Хайбор внутри него знает: двуногие — коварный народ. Минутная блажь, и человек уже летит с километровой высоты в пропасть.
Инспектор и иннеркрайт полагают, что упасть им помешает защитный периметр, но я знаю, что помешает он только Энреку.
На Адаме Джастине армейская защитная сетка, основанная на эффекте домагнитного напряжения, а барьер простой, субатомный. Возникнет рекстаз, по-простому «завязка», и инспектор будет продавлен через защитное поле полем своей же защиты.
Хорошо, если его не порвёт на части. Но и от падения с такой высоты разбалансированный доспех не спасёт.
Я не думаю об этом, мои мысли легко прочесть. Я просто знаю.
Энрек стучит ногой по платформе, словно бы проверяя её на прочность. Он нюхом чует натяжение нитей причинности.
Иннеркрайт смотрит вверх, потом на меня. Догадался.
Я отвечаю глазами: «Да, всё верно, там наши». Он нервно кивает. Визит инспектора и без меня достаточно нервная штука.
Почему инспектор спросил про дочку?
Ненависть наплывает горячей пеленой, и сталь во мне нагревается. Однако я долго вчера работал над восприятием и ухитряюсь перехватить контроль над гормонами.
Тело сбрасывает жар, я покрываюсь холодным потом.
А вот это уже совсем не моё. В пот меня в здоровом состоянии не бросает.
Может, я заболел? Траванулся чем-то? Но где? Ни в храме, ни на корабле меня не отравят.
Пот липкий. Сердце колотится.
Какое гадкое состояние, как первый подъём из медкапсулы после ранения. Слабым становишься, будто ребёнок.
Говорят, война с хаттами началась потому, что им нужен был качественный биологический материал. Дети.
Много детей. Их чем-то не устроили контрабандные поставки с Э-лая и тёмных секторов, и они посчитали логичным обратиться к тем, кто управлял Империей и Содружеством.
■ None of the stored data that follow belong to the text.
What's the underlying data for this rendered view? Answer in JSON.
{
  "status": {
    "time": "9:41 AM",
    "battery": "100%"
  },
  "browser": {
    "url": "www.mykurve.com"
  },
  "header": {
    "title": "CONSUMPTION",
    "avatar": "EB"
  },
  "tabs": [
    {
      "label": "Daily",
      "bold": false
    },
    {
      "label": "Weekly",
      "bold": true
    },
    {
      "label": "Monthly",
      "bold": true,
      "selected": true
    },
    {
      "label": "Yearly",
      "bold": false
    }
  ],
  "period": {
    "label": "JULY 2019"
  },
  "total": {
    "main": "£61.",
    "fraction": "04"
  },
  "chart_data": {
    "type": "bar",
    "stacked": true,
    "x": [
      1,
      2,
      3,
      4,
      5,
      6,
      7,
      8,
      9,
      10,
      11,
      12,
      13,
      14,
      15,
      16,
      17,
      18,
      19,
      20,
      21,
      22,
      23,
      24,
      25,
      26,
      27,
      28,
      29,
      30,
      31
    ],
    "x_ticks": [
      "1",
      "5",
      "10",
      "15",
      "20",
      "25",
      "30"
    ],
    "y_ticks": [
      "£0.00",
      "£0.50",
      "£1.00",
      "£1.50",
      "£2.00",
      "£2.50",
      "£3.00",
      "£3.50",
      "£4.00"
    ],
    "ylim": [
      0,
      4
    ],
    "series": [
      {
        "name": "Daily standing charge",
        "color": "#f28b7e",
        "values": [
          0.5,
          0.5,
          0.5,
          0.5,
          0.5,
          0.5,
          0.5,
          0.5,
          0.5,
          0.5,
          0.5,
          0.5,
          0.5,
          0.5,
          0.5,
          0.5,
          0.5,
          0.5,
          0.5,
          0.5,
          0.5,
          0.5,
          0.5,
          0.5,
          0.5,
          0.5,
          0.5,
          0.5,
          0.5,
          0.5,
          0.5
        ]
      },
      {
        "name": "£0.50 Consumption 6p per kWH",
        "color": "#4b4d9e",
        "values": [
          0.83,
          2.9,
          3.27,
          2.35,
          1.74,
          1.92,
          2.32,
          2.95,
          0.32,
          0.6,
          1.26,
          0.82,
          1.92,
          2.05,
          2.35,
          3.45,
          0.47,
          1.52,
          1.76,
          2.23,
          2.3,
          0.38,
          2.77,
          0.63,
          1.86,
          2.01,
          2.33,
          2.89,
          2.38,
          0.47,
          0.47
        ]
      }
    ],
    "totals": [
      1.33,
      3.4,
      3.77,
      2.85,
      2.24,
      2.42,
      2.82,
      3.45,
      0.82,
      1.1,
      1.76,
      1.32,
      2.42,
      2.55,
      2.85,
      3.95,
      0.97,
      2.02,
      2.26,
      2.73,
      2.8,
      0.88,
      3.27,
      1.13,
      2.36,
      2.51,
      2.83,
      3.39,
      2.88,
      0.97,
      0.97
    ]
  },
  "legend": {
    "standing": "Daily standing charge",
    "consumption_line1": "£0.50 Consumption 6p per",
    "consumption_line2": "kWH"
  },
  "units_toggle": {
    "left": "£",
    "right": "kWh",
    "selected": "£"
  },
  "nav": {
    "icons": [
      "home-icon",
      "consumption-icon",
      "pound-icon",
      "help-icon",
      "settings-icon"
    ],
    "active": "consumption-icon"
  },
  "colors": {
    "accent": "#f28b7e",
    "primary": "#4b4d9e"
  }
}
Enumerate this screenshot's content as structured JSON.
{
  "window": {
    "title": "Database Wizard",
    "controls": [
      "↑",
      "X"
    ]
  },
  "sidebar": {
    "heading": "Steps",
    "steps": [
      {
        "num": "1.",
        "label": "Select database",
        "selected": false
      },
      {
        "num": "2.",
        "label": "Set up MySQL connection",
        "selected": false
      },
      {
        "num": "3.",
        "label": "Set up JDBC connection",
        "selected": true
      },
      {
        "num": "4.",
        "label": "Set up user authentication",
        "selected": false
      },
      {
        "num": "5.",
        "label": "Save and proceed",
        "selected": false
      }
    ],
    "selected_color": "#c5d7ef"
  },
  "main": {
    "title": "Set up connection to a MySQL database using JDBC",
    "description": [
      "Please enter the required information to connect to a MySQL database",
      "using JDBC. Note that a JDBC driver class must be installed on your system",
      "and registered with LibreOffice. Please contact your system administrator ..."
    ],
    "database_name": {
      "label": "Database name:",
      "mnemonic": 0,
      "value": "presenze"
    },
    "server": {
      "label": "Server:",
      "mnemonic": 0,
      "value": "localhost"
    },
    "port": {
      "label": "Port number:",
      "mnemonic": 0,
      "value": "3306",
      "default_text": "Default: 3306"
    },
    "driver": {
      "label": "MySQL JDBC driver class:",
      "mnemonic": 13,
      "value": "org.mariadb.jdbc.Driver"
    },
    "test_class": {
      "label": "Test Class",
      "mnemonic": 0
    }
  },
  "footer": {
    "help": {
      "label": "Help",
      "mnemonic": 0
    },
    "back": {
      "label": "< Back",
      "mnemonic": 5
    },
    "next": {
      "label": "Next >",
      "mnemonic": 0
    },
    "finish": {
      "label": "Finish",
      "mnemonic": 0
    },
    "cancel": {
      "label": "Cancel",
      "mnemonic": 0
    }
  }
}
Предложили график поставок и выгодные цены.
Горячая сталь опять заполняет тело.
— Ты плохо выглядишь, капитан, — говорит Энрек. — Может, ты перегрелся? — Он переключает режим охлаждения воздуха над платформой на ступень выше. — Кончай психовать, отдохни? Провинцию я знаю, да и автогид нам поможет. Справлюсь один. Сядь. Водички попей, а я поразвлекаю нашего гостя.
Кот… Как есть кот.
Зачем он только увязался за нами!
Раздражение вспыхивает и гаснет. Снова вспыхивает. Стальная тяжесть борется с пульсирующим жаром. В висках начинает стучать, и я валюсь в прогулочное кресло.
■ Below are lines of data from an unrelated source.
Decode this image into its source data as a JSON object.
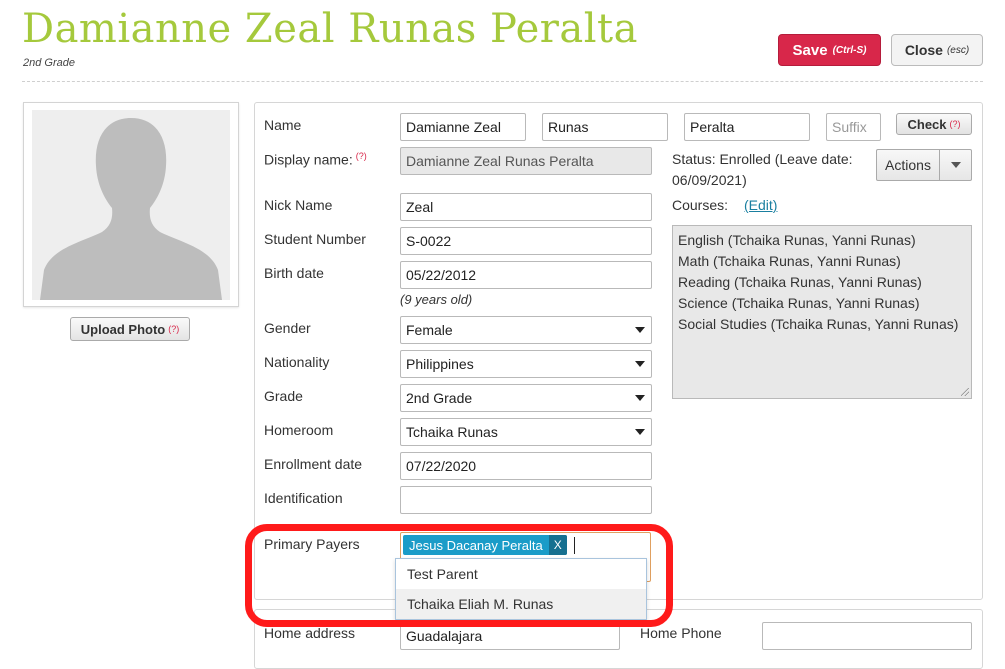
{
  "header": {
    "title": "Damianne Zeal Runas Peralta",
    "subtitle": "2nd Grade",
    "save_label": "Save",
    "save_shortcut": "(Ctrl-S)",
    "close_label": "Close",
    "close_shortcut": "(esc)"
  },
  "photo": {
    "upload_label": "Upload Photo",
    "help": "(?)"
  },
  "form": {
    "name_label": "Name",
    "first_name": "Damianne Zeal",
    "middle_name": "Runas",
    "last_name": "Peralta",
    "suffix_placeholder": "Suffix",
    "check_label": "Check",
    "check_help": "(?)",
    "display_name_label": "Display name:",
    "display_name_help": "(?)",
    "display_name": "Damianne Zeal Runas Peralta",
    "nick_name_label": "Nick Name",
    "nick_name": "Zeal",
    "student_number_label": "Student Number",
    "student_number": "S-0022",
    "birth_date_label": "Birth date",
    "birth_date": "05/22/2012",
    "age": "(9 years old)",
    "gender_label": "Gender",
    "gender": "Female",
    "nationality_label": "Nationality",
    "nationality": "Philippines",
    "grade_label": "Grade",
    "grade": "2nd Grade",
    "homeroom_label": "Homeroom",
    "homeroom": "Tchaika Runas",
    "enrollment_date_label": "Enrollment date",
    "enrollment_date": "07/22/2020",
    "identification_label": "Identification",
    "identification": "",
    "primary_payers_label": "Primary Payers",
    "primary_payer_tag": "Jesus Dacanay Peralta",
    "tag_remove": "X"
  },
  "status": {
    "line1": "Status: Enrolled (Leave date:",
    "line2": "06/09/2021)",
    "actions_label": "Actions",
    "courses_label": "Courses:",
    "courses_edit": "(Edit)",
    "courses": [
      "English (Tchaika Runas, Yanni Runas)",
      "Math (Tchaika Runas, Yanni Runas)",
      "Reading (Tchaika Runas, Yanni Runas)",
      "Science (Tchaika Runas, Yanni Runas)",
      "Social Studies (Tchaika Runas, Yanni Runas)"
    ]
  },
  "payer_dropdown": {
    "options": [
      "Test Parent",
      "Tchaika Eliah M. Runas"
    ]
  },
  "lower": {
    "home_address_label": "Home address",
    "home_address": "Guadalajara",
    "home_phone_label": "Home Phone",
    "home_phone": ""
  },
  "colors": {
    "title": "#a5c93c",
    "save": "#d8274a",
    "tag": "#1a9cc8",
    "highlight": "#ff1a1a"
  }
}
Вижу, как Энрек идёт к инспектору, указывает рукой вправо, начинает что-то рассказывать.
Я не слышу, о чём они говорят. Стук в ушах заглушает посторонние звуки: «Хатт, хатт, хатт!»
Что со мной?
Энрек обеспокоенно оглядывается через плечо. Значит, он не мысли читает, а отреагировал на мой внешний вид.
Плохо.
Инспектор тоже оборачивается, хмурится, что-то тихо спрашивает у Энрека.
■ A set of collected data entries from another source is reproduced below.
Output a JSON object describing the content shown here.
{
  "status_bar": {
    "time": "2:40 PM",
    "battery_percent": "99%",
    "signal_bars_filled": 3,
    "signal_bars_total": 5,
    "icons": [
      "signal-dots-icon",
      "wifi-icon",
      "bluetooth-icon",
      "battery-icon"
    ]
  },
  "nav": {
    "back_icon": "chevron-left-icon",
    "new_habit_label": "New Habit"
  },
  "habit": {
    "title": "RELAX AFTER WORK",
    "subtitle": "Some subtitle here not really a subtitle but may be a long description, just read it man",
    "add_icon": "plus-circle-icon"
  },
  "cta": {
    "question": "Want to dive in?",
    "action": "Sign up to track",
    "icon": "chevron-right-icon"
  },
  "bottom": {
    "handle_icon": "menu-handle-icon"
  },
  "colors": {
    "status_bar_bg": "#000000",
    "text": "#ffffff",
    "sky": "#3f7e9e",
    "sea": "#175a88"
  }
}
Я подаюсь вперёд, поднимаясь из кресла. Мне нужно слышать, о чём они говорят.
В лицо устремляется палуба прогулочной платформы.
— Врача! — рычит Энрек над ухом.
Я ещё успеваю подумать: «Зачем ему врач?»
Перед глазами паутина, покрытая капельками росы. Капельки сами собой вскипают и лопаются, рассыпаясь водяной пылью. И оседают на паутину крупинками снега.
Вода не может вот так лопаться, но я не удивляюсь.
Мне знаком этот странный мир, где вода сразу жидкая, кипящая и застывшая.
Я знаю, что сплю, и пробуждаться не хочется.
Даже сквозь сон я чувствую боль. От боли тянет нырнуть в воду сновидений ещё глубже, вздуться каплей на паутине и рассыпаться снежной пылью.
Я ухожу.
Не знающим куда,
Не бросить в след недоуменный взгляд.
Не бросить в след снежок.
Не встать след в след.
Я ухожу туда,
Где места нет
Снежкам, следам…
Где все дороги сквозь.
Вот так же снег ложится на ладонь…
Немного боли…боли ли?
И гость
Изнеженный свой изменяет путь.
И к небу ближе от воды чуть-чуть…
Тянущая боль стержнем соединяет сознание с сердцем, я пытаюсь разорвать эту связь, но опаздываю, и очередная капля лопается без меня.
Тогда я закрываю во сне глаза, чтобы погрузиться в омут сна ещё глубже.
Джанга. Чангарский госпиталь
— Вам нельзя вставать!
Сказано было по-экзотиански, высоким женским голосом.
Ага, щас. Тупой вопрос «где я» гораздо продуктивнее заменять визуальным осмотром.
Моё движение просочилось сквозь реальность. Я пришёл в сознание уже сидя и огляделся.
Больничная палата. Не наша, но общие признаки больницы уловить несложно.
Я не в реанимации — под задницей кровать, в изголовье — тётка без знаков различия, но в белом халате.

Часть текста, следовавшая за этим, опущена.